Ronsard envoie son « madrigal » à une « Madame » à laquelle il marque ainsi tout son respect, à la fois culte pour l’être aimé, mais aussi déférence à l’égard d’une personne de rang social supérieur à qui le poète courtisan ose écrire.

La Sablière dédicace ses vers à un « ange » qu’il fait précéder d’un possessif de la première personne. Le tout marque l’adoration et la familiarité. Nous sommes dans le registre lyrique de l’idéalisation qui utilise les clichés religieux.

Cros nous dévoile la destinataire de son « Madrigal » seulement à la fin de son poème. Un indice nous est cependant donné dès le début « Sur un carnet d’ivoire ». Il s’agit donc pour le poète, selon les usages du XIXe siècle mondain, de réserver une danse. La dame est désignée par un « vous » respectueux qui devient craintif sur la fin. En effet la belle danseuse se mue en « Willis parisienne », fantôme romantique de fiancée morte avant ses noces, qui jette son dévolu sur tout jeune homme qu’elle rencontre, jusqu’à ce que mort s’ensuive.

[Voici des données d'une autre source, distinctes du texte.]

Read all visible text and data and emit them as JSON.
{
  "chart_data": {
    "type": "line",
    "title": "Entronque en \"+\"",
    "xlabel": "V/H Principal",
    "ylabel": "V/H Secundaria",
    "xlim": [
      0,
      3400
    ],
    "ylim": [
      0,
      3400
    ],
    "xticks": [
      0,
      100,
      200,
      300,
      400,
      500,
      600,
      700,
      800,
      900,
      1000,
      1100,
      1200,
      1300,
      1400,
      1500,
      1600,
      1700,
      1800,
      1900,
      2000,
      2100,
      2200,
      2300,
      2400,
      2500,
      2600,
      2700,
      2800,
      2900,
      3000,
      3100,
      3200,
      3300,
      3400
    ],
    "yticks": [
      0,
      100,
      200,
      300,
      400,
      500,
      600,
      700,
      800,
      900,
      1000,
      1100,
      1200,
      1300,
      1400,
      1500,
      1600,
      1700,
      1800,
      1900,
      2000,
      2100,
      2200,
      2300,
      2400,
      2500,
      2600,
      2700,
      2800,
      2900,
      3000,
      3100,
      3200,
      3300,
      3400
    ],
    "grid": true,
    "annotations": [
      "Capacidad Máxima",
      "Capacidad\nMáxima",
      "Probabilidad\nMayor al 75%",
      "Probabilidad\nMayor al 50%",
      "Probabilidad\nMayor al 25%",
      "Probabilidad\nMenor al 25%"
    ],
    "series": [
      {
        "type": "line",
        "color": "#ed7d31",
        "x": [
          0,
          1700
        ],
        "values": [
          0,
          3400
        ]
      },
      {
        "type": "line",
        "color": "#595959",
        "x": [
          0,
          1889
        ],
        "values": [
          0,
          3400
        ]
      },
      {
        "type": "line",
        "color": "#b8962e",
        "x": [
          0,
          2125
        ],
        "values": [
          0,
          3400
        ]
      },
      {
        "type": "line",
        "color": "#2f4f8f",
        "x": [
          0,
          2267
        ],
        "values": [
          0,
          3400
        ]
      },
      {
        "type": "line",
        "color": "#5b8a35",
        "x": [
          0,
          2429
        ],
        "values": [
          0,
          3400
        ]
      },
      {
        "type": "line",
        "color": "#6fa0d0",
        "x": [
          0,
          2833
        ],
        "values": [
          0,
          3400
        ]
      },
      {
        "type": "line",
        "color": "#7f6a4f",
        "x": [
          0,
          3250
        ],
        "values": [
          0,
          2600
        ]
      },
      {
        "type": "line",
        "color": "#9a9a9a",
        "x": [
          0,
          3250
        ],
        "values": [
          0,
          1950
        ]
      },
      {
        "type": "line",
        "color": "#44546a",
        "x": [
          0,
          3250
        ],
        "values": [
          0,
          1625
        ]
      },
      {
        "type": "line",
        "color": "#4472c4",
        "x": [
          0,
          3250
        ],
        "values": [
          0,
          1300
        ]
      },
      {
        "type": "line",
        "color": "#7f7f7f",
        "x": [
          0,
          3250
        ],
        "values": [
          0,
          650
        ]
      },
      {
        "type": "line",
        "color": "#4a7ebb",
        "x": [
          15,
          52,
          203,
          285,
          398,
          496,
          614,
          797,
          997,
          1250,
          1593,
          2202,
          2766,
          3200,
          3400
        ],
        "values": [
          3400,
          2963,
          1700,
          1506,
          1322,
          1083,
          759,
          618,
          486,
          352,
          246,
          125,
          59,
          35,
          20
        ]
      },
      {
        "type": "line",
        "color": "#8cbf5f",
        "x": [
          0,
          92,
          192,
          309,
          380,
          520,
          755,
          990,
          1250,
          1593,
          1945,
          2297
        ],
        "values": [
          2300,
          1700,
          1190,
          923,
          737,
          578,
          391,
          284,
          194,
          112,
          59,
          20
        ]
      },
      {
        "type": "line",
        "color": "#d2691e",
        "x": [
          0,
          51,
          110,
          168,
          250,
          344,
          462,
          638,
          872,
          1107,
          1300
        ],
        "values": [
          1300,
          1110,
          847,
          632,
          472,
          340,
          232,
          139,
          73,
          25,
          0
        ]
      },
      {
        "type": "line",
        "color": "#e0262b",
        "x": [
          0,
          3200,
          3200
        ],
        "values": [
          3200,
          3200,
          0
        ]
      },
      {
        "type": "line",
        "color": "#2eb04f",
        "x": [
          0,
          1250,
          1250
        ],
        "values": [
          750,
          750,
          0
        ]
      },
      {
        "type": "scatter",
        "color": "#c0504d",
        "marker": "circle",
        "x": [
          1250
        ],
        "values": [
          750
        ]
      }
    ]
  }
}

Fargue s’essaie à l’auto-dérision. Son « merdrigal » connote l’étron accommodé aux accents ubuesques, la dédicace se déforme en « dédicrasse » à la saleté répugnante. Le poète se voit devant un « tu » populaire comme un « hareng saur » avant de parodier la déclaration de l’Hippolyte de Phèdre (« Présente, je vous fuis ; absente, je vous trouve », acte II, scène 2). Nous sommes bien dans le registre satirique.

Éluard « brûle » de sensualité pour une « jeune fille » « seule », puis « nue ». Elle aussi à la consistance d’une « revenante ». Elle prend aussi l’apparence d’une madone « Au milieu des mains qui la prient », d’ailleurs le vers suivant : « Je te salue » aurait pu être complété par Marie. En fait il appelle au moyen d’un impératif « surgis » l’apparition d’une nouvelle Vénus née des eaux primordiales. Il espère que son poème aura la force incantatoire créatrice pour incarner son rêve de fusion entre un « je » assoiffé et un « tu » de proche connivence.

Ces divers poèmes nous montrent comment l’écrivain amoureux s’inscrit ou non dans les usages de son temps. La Renaissance et l’âge classique savent doser respect et proximité, ils sont issus de la littérature courtoise. Le XIXe siècle est marqué par les excès du romantisme, par la séduction des légendes médiévales qui va culminer dans le symbolisme. Ce courant rêveur va être aussi tourné en dérision par les Corbière, Laforgue, puis Fargue plus tard… Le XXe siècle, quant à lui, va retrouver un souffle lyrique avec le surréalisme. Ce mouvement va chercher dans l’onirisme et la puissance du verbe l’expression d’un « amour fou » dont il va exalter la sensualité.